Calling GetOutputsWithTimeout("uname",[]string{"-mpi"},10) will return the expected single line of output most of the time. But sometimes it will return no output, as if the goroutine that reads stdout didn't start soon enough to "catch" all the output (or exited early?) The "most of the time" strongly suggests a race condition.

We will also sometimes see errors from the goroutines about "file already closed" (this seems to happen with the timeout condition, but will happen at other "normal" times as well).

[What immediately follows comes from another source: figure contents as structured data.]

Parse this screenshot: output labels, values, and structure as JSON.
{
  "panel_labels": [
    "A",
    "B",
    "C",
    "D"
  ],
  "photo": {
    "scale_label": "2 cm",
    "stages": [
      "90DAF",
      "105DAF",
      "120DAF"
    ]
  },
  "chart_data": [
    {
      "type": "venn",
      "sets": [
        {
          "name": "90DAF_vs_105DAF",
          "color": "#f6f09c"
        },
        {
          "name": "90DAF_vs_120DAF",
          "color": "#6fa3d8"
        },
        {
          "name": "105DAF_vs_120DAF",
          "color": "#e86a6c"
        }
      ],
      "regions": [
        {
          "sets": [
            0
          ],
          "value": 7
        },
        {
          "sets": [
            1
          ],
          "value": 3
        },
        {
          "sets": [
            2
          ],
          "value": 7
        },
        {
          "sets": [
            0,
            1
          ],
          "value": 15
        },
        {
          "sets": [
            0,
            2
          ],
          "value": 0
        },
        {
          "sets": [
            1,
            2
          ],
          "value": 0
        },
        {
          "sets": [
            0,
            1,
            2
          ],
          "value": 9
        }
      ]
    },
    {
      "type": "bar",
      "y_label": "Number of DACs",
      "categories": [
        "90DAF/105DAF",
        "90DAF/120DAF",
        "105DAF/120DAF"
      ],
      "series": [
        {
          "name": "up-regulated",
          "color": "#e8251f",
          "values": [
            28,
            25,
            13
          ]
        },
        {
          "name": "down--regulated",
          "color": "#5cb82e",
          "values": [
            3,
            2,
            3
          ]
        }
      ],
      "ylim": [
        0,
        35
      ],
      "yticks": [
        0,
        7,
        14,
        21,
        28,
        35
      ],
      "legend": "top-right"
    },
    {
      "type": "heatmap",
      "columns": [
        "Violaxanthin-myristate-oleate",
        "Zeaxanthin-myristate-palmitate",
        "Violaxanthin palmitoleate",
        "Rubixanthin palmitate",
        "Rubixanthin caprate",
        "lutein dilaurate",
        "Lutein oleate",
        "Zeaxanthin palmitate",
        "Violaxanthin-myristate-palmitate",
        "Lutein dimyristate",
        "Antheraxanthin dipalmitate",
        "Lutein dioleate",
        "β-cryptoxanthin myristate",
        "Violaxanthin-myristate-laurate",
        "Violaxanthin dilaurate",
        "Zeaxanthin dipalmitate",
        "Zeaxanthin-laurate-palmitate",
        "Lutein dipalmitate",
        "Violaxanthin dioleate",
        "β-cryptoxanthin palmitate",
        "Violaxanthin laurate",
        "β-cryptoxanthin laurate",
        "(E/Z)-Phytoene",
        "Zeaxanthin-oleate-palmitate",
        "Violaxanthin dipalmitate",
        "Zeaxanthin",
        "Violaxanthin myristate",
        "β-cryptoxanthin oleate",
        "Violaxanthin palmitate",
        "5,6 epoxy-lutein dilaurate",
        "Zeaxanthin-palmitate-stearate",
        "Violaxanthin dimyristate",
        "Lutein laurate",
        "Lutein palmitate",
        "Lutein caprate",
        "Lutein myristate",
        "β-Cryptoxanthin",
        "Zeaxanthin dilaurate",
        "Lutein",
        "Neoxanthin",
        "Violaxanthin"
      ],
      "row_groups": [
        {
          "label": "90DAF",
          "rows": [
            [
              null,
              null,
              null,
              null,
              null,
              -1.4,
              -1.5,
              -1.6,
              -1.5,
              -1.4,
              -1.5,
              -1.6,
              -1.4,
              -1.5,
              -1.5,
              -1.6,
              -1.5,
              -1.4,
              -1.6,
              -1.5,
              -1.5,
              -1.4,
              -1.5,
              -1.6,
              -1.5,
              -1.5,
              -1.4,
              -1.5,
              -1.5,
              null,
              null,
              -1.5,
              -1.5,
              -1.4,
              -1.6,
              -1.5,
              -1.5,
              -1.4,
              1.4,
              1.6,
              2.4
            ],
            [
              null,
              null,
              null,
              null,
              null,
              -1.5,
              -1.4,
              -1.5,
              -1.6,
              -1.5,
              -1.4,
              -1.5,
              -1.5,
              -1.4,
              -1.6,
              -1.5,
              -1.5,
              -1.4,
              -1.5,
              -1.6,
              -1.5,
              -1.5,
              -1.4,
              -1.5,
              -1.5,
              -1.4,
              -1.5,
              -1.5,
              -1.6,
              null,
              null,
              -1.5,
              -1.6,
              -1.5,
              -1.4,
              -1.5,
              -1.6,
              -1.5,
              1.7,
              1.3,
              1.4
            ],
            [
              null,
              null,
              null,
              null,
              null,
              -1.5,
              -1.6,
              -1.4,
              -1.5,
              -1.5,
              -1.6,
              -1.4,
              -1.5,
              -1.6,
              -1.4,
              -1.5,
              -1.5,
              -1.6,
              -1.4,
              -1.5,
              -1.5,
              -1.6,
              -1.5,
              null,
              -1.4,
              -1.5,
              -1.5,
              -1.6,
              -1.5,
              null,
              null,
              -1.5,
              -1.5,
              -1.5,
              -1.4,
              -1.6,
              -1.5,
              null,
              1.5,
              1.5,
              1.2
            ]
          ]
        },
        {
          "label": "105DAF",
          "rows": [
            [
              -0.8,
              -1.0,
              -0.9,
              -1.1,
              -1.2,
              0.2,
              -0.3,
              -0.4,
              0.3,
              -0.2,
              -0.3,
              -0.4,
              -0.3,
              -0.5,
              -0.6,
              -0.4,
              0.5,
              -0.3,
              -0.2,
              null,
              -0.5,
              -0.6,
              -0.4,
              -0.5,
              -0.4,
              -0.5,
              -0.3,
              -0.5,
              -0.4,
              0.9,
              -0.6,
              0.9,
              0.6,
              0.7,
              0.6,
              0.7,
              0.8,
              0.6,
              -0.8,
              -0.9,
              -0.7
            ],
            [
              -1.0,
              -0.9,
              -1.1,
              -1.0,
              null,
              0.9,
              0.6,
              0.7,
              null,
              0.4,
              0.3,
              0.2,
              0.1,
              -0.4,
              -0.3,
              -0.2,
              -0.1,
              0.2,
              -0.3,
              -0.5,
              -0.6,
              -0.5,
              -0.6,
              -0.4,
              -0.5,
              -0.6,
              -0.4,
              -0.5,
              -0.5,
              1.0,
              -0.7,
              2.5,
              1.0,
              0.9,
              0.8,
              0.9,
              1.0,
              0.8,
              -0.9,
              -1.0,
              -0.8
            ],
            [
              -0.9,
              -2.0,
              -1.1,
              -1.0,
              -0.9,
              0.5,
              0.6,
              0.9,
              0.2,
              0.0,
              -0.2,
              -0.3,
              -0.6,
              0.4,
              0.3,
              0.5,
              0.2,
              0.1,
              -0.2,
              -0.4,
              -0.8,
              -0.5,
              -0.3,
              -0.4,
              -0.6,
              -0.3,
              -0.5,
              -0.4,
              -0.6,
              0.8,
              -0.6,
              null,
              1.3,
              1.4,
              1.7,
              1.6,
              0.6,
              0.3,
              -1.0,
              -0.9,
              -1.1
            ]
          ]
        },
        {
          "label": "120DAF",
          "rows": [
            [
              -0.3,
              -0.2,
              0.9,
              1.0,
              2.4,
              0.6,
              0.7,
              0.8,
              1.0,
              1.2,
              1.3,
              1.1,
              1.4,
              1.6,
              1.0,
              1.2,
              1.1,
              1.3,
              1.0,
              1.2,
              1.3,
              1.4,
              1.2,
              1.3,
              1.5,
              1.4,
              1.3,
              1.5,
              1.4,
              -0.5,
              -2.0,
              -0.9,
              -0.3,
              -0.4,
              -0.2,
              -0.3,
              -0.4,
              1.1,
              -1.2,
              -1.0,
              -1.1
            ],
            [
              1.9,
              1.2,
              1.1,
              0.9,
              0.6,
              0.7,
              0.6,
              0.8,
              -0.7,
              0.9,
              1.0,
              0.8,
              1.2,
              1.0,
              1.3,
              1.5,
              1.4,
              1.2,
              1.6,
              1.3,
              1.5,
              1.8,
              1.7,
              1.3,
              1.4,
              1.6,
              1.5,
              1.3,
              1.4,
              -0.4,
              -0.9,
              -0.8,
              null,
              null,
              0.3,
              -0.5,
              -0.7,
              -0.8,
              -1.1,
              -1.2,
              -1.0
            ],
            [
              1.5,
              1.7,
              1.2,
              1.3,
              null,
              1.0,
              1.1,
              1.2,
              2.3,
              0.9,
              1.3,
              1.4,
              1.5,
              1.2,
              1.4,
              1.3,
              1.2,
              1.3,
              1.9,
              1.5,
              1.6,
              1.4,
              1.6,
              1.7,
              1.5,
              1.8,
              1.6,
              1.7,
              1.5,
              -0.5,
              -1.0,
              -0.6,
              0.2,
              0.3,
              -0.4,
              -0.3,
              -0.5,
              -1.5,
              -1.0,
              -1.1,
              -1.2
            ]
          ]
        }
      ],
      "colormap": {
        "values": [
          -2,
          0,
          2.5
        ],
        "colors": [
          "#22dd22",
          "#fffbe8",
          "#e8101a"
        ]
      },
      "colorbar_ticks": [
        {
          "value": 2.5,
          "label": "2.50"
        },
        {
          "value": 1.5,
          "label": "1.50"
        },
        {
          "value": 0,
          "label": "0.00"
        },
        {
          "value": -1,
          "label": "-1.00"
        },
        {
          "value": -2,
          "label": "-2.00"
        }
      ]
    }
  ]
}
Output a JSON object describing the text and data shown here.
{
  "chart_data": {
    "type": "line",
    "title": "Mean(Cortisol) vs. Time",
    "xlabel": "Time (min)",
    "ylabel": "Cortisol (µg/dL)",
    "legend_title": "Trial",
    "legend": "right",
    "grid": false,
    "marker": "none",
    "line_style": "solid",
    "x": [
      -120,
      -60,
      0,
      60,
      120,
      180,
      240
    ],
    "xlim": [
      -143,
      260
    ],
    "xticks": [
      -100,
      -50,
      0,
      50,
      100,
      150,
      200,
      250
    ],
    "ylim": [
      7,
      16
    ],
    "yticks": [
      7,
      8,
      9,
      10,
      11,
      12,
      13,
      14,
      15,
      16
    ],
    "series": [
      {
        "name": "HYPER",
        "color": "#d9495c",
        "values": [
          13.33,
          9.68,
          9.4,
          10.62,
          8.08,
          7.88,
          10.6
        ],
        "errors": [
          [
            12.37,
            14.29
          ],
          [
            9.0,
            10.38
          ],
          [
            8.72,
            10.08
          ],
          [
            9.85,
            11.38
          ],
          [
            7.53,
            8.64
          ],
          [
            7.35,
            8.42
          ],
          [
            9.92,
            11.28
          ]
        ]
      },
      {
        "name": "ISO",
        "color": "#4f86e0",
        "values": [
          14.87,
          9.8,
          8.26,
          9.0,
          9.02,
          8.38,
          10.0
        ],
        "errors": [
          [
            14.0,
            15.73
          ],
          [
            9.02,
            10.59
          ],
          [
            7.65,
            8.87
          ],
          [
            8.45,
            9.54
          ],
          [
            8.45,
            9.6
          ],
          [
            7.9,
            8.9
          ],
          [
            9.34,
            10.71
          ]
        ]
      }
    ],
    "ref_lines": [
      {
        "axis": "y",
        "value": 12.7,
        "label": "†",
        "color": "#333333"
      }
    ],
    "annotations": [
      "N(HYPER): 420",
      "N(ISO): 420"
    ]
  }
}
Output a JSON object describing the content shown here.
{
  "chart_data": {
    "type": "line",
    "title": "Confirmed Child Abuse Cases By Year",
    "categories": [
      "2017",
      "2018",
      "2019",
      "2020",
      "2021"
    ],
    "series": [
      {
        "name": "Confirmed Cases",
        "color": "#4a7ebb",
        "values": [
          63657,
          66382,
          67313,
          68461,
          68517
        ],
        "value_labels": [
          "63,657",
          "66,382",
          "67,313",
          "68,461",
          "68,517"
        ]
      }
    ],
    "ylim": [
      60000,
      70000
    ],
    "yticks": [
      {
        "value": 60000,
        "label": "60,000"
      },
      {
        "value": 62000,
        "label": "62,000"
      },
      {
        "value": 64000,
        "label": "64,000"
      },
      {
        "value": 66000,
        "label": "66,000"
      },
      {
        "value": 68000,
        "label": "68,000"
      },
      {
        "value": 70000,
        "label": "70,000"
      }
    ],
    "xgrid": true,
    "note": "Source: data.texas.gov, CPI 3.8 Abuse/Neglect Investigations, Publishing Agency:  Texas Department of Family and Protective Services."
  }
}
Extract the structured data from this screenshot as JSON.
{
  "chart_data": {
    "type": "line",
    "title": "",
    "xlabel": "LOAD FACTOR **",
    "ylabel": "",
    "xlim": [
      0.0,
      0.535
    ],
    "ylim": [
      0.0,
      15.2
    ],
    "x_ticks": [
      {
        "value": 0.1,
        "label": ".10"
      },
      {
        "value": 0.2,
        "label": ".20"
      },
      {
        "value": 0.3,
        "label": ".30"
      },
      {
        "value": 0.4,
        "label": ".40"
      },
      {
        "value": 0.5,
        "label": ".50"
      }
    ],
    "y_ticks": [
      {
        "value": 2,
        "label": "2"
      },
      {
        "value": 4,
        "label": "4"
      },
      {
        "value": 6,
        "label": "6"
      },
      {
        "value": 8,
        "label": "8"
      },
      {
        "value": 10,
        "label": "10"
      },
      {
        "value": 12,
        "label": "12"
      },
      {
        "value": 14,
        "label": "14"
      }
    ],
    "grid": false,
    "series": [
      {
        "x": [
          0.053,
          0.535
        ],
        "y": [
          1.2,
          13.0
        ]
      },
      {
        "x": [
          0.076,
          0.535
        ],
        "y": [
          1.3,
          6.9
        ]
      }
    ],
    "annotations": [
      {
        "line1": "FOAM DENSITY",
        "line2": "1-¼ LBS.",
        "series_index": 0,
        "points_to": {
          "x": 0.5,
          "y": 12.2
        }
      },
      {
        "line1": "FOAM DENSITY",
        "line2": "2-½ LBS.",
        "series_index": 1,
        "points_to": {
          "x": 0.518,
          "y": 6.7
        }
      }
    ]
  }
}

I would have thought that starting the goroutines before the cmd.Start() would have ensured that no output would be missed, and that using the WaitGroup would guarantee they would both complete before reading the buffers.

So how are we missing output? Is there still a race condition between the two "reader" goroutines and the cmd.Start()? Should we ensure those two are running using yet another WaitGroup?

Or is there a problem with the implementation of ReadFrom()?

Note that we are currently using go1.10 due to backward-compatibility problems with older OSs but the same effect occurs with go1.12.4.

Or are we overthinking this, and a simple implementation with context.WithTimeout() would do the job?